Complex trajectory method in time-dependent WKB

TL;DR

This paper enhances the time-dependent WKB method by superposing crossing trajectories and including higher order terms, improving its accuracy in quantum wavefunction propagation, especially in interference regions.

Contribution

It introduces a superposition approach of crossing trajectories and higher order expansions to improve TDWKB accuracy in interference regions.

Findings

Superposition of crossing trajectories extends TDWKB applicability.

Higher order terms improve approximation accuracy.
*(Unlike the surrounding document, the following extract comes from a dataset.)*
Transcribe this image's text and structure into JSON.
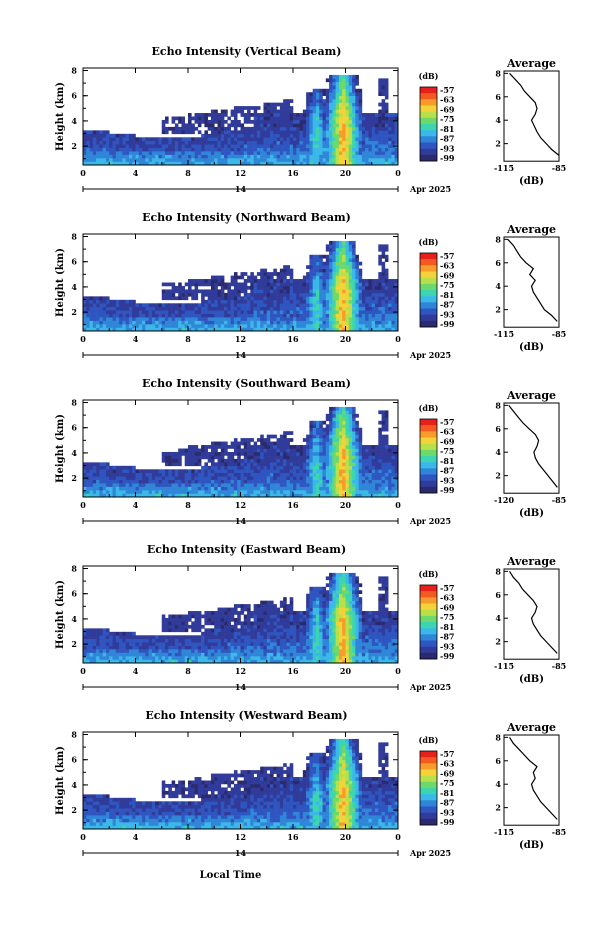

Method shows potential as an alternative to existing semiclassical techniques.

Abstract

We present a significant improvement to a time-dependent WKB (TDWKB) formulation developed by Boiron and Lombardi [JCP {\bf108}, 3431 (1998)] in which the TDWKB equations are solved along classical trajectories that propagate in the complex plane. Boiron and Lombardi showed that the method gives very good agreement with the exact quantum mechanical result as long as the wavefunction does not exhibit interference effects such as oscillations and nodes. In this paper we show that this limitation can be overcome by superposing the contributions of crossing trajectories. We also demonstrate that the approximation improves when incorporating higher order terms in the expansion. These improvements could make the TDWKB formulation a competitive alternative to current time-dependent semiclassical methods.